Informatiser le système éducatif
7 juillet 2007
Le « système éducatif » comprend tout ce qui contribue à la maturation d’une personne : la famille, l’école, les médias, la lecture, les relations professionnelles et amicales. Ces diverses influences forment en effet un système, qu’elles entrent en synergie ou se contredisent dans la confusion.
Les médias dépendent de la publicité au point que celle-ci détermine leur programmation[1] : leur contribution au système éducatif est aujourd’hui réduite, voire négative, car les fortes audiences vont au divertissement. Les émissions instructives sont rares et cantonnées dans les heures normalement consacrées au sommeil[2], les documentaires sacrifient au goût pour le sensationnel.

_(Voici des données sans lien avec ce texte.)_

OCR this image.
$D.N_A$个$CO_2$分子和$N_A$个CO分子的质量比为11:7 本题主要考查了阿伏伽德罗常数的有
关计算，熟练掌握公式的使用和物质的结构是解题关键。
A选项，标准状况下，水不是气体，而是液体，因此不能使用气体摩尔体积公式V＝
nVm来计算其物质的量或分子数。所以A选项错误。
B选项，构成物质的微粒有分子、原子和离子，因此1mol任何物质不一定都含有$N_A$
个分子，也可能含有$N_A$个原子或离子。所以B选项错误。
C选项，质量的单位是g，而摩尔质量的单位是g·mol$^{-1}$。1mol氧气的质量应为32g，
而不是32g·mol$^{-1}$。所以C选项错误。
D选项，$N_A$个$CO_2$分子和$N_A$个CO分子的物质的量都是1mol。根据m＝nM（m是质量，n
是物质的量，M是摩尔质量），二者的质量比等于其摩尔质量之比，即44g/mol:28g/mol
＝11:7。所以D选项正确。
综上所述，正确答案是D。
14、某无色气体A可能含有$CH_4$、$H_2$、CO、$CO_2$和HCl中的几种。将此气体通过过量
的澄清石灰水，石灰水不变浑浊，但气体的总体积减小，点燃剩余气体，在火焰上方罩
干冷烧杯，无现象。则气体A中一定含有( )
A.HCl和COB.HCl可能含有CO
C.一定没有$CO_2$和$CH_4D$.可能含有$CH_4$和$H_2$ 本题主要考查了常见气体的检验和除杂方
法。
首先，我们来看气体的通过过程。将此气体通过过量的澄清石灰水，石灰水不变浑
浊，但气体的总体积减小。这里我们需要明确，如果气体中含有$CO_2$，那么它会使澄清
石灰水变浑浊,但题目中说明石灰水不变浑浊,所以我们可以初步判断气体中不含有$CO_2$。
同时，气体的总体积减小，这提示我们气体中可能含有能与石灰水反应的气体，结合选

Les jeunes adolescents passent beaucoup de temps à regarder des dessins animés et des films qui proposent une image déformée du monde, souvent violente[3].
Ils utilisent surtout l’ordinateur pour participer à des jeux (football etc.) ou à des chats au contenu parfois douteux. Les livres qu’ils lisent, même ceux qui sont bien construits comme Harry Potter, les invitent à vivre par l’imagination dans un monde affranchi des contraintes que l’univers physique impose à l’action.
On peut s’interroger sur le type de maturité qu’un tel système éducatif prépare.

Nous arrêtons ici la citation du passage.